Toward Improving the Proteomic Analysis of Formalin-fixed, Paraffin-embedded Tissue

Carol B Fowler; Timothy J O'Leary; Jeffrey T Mason


Expert Rev Proteomics. 2013;10(4):389-400. 

In This Article

Formalin-fixed, Paraffin-embedded Tissue Proteomics: Current Status

Proteomics has emerged as a valuable translational research tool to identify differentially expressed proteins that can serve as biomarkers for specific human diseases.[1] Advances in proteomic technology allow thousands of proteins to be identified within fresh or frozen tissue samples.[2–5] However, fresh or frozen tissues to support longitudinal investigations of 10 years or more have very limited availability.
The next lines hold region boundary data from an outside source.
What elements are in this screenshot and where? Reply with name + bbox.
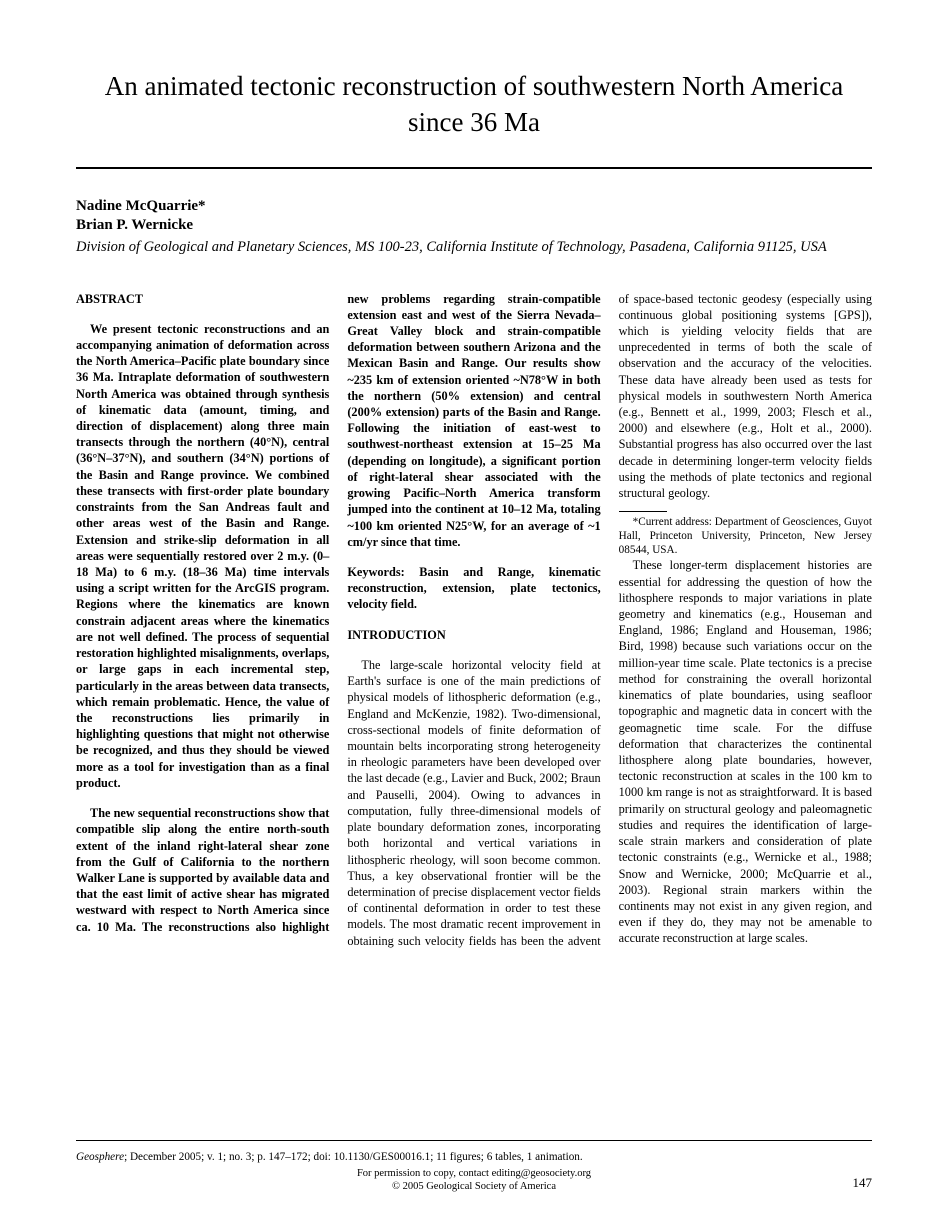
introduction-heading: INTRODUCTION	[347, 627, 600, 643]
footer-rule	[76, 1140, 872, 1141]
permission-block: For permission to copy, contact editing@…	[0, 1167, 948, 1193]
journal-name: Geosphere	[76, 1151, 124, 1163]
abstract-heading: ABSTRACT	[76, 291, 329, 307]
citation-details: ; December 2005; v. 1; no. 3; p. 147–172…	[124, 1151, 583, 1163]
citation-line: Geosphere; December 2005; v. 1; no. 3; p…	[76, 1151, 583, 1163]
footnote-rule	[619, 511, 667, 512]
affiliation: Division of Geological and Planetary Sci…	[76, 238, 872, 256]
keywords: Keywords: Basin and Range, kinematic rec…	[347, 564, 600, 613]
article-title: An animated tectonic reconstruction of s…	[76, 68, 872, 141]
author-2: Brian P. Wernicke	[76, 216, 872, 235]
intro-paragraph-2: These longer-term displacement histories…	[619, 557, 872, 946]
author-footnote: *Current address: Department of Geoscien…	[619, 515, 872, 557]
abstract-paragraph-1: We present tectonic reconstructions and …	[76, 321, 329, 791]
footnote-block: *Current address: Department of Geoscien…	[619, 511, 872, 557]
author-1: Nadine McQuarrie*	[76, 197, 872, 216]
authors-block: Nadine McQuarrie* Brian P. Wernicke	[76, 197, 872, 235]
permission-contact: For permission to copy, contact editing@…	[0, 1167, 948, 1180]
title-rule	[76, 167, 872, 169]
copyright-line: © 2005 Geological Society of America	[0, 1180, 948, 1193]
page-number: 147	[853, 1175, 873, 1191]
body-columns: ABSTRACT We present tectonic reconstruct…	[76, 291, 872, 949]
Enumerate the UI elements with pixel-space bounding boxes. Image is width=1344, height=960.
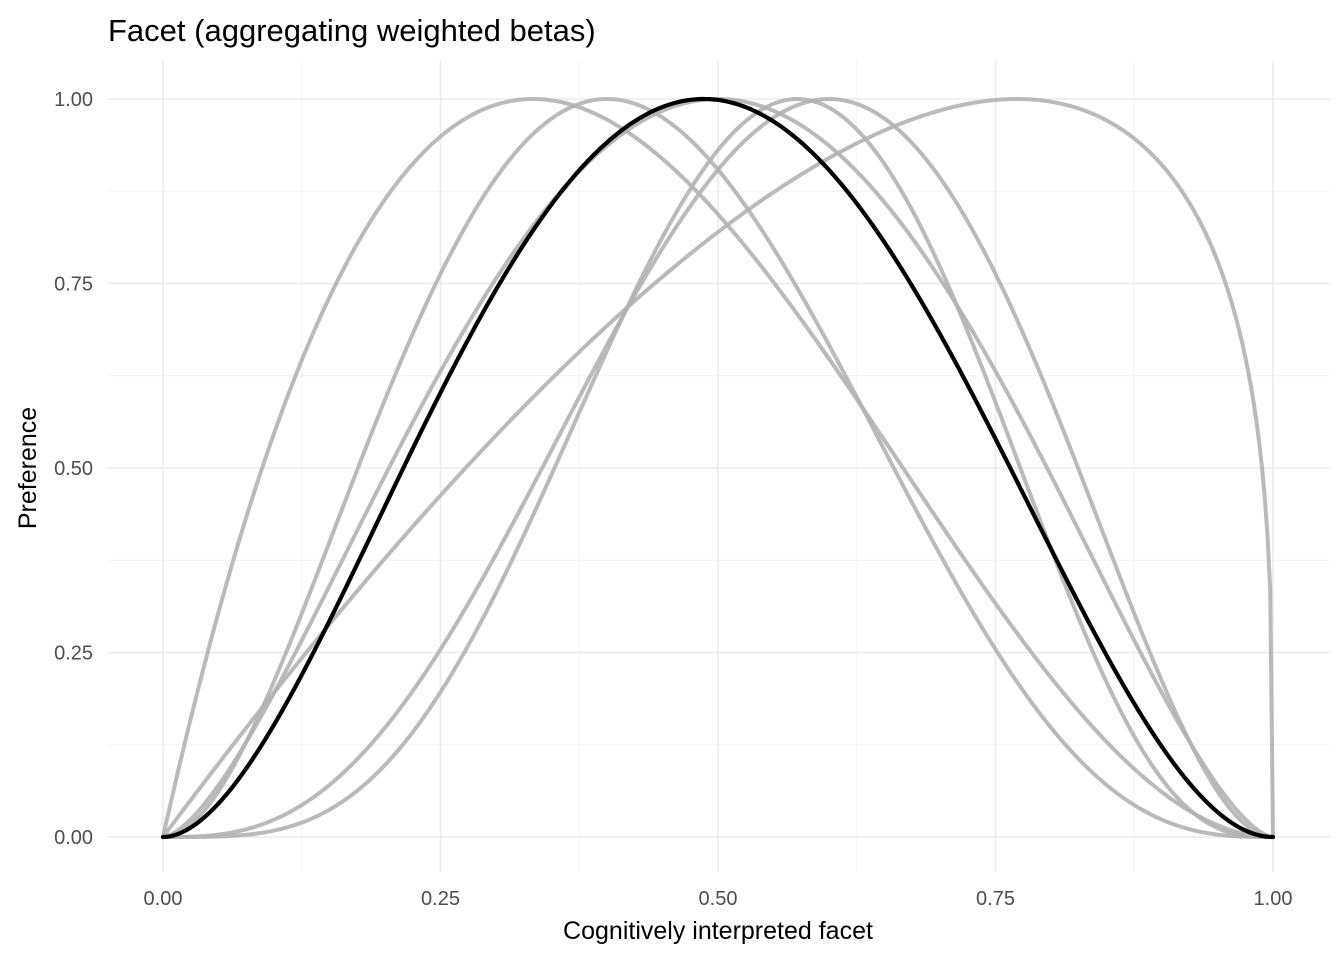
x-tick-label: 0.25	[421, 888, 460, 910]
x-tick-labels: 0.00 0.25 0.50 0.75 1.00	[144, 888, 1293, 910]
x-axis-title: Cognitively interpreted facet	[563, 917, 873, 945]
x-tick-label: 0.50	[699, 888, 738, 910]
aggregate-beta-curve	[160, 96, 1276, 840]
weighted-beta-curve	[161, 97, 1275, 839]
weighted-beta-curve	[161, 97, 1275, 839]
minor-gridlines	[108, 60, 1330, 872]
y-tick-label: 0.25	[54, 643, 93, 665]
y-tick-label: 0.00	[54, 827, 93, 849]
y-tick-label: 0.75	[54, 274, 93, 296]
x-tick-label: 1.00	[1254, 888, 1293, 910]
major-gridlines	[108, 60, 1330, 872]
y-axis-title: Preference	[14, 407, 42, 529]
weighted-beta-curve	[161, 97, 1275, 839]
x-tick-label: 0.75	[976, 888, 1015, 910]
weighted-beta-curve	[161, 97, 1275, 839]
x-tick-label: 0.00	[144, 888, 183, 910]
chart-title: Facet (aggregating weighted betas)	[108, 13, 596, 48]
y-tick-label: 1.00	[54, 89, 93, 111]
y-tick-labels: 0.00 0.25 0.50 0.75 1.00	[54, 89, 93, 849]
y-tick-label: 0.50	[54, 458, 93, 480]
series-curves	[160, 96, 1276, 840]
This has frustrated proteomic studies of diseases that progress slowly or malignancies where the time between treatment and recurrence is long. A potential solution to this dilemma is the millions of archived formalin-fixed, paraffin-embedded (FFPE) tissues for which the clinical course of disease, response to therapy, recurrence and survival have been documented in their associated clinical records. Unfortunately, retrospective studies using FFPE tissues have been hindered by chemical modifications to proteins that occur during formaldehyde fixation and subsequent histological processing.[6,7] The most significant development in FFPE proteomics has come from the adaptation of heat-induced antigen retrieval methods, originally developed for immunohistochemistry (IHC), to the extraction of proteins from FFPE tissue.[2,8,9] Other recent important advances include the use of labeling reagents and label-free methods to improve the quantitative analysis of FFPE extracts[10,11] and protein mapping of intact FFPE tissue sections[12] by matrix-assisted laser desorption/ionization imaging mass spectrometry (MALDI-IMS). In this review, the authors will focus on recently developed methods that bring us closer to employing the advantages of FFPE tissue archives in the hunt for protein biomarkers of human disease.